Uma forma de tentar dar sentido para tudo ou para tentar financiar uma felicidade futura, fantasia do além. Quando a velhice chega, percebe-se de maneira mais forte que a morte está por perto, então começam a deixar as preocupações de lado e se distrair com coisas mais simples.

Os mais jovens não se dão conta. Não precisam viver planejando algo que podem viver no presente. Basta pularem todo o estágio da corrida insana.

Esta foi minha opção: menos preocupação, menos correria, mais ócio, mais tranquilidade. Direto ao ponto, sem precisar de mais dinheiro ou de mais idade. As obrigações que tenho são as que considero necessárias para viver, evitar o tédio e ter algum prazer.

Não precisei de limitações físicas, nem muitos anos nesta jornada. Não precisei abandonar minha vida em busca de dinheiro e de posição social. Cheguei aqui com altas doses de reflexões.

Deixei as ambições de lado. Larguei as preocupações que não me levam a qualquer lugar. Não vejo utilidade em grande parte das conversas que ouço. Não vejo graça em muitos encontros sociais. Não me sinto à vontade com várias pessoas.

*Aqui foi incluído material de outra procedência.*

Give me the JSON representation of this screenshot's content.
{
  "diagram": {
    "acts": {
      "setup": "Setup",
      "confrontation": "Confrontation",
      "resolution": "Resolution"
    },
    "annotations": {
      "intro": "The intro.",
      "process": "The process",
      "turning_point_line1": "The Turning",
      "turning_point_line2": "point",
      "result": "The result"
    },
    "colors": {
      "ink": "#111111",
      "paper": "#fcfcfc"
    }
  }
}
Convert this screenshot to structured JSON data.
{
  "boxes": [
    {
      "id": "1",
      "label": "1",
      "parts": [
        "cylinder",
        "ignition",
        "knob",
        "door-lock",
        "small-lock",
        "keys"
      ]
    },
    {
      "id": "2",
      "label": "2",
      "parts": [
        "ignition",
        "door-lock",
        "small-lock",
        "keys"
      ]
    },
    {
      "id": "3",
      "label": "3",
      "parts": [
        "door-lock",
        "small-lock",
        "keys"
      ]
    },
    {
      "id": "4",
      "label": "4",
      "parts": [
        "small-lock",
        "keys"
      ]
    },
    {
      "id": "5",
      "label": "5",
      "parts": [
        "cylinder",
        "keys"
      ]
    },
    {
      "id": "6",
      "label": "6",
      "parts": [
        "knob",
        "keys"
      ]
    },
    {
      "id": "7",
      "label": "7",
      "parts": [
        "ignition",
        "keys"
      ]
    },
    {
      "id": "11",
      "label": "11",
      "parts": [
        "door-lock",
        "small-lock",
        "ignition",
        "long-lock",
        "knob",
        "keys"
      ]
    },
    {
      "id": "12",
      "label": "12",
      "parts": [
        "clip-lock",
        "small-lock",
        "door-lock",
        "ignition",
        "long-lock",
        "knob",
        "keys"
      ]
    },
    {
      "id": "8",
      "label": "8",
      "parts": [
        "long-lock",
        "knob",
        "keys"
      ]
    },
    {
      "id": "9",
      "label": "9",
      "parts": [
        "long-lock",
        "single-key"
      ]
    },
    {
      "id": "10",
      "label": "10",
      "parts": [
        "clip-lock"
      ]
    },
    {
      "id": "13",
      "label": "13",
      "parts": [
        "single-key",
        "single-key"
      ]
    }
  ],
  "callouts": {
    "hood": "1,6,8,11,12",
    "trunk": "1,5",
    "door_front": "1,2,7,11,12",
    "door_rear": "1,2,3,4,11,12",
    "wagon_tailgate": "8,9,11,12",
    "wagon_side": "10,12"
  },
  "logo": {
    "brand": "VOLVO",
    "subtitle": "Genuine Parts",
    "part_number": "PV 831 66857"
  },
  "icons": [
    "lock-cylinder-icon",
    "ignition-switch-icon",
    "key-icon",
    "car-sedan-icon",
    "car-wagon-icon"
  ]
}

Pelo acaso fui equipado com doses de bom humor, que ainda recebo com boa frequência, o que facilita a minha interação social, quando necessária. O que não significa que desejo ter as obrigações sociais aceitas pela grande maioria ou viver em função da atenção dos outros.

Por este distanciamento já fui intitulado de anti-social.
Uma constatação de que tenho deixado de ser útil para os outros, o que é interessante, e talvez uma ponta de inveja ocorrida pelo desejo de tomarem as mesmas atitudes mas não se permitindo sem que a culpa social lhes sobrevenha.

Quem ainda consegue se iludir, correr atrás de sonhos e fantasias, acha o cúmulo meu estado de espírito, resultado da perda desta habilidade.

Tenho minhas maneiras de evitar o tédio e me fornecer doses de prazer, mas não me peçam para usar os mesmos meios já definidos por contratos sociais.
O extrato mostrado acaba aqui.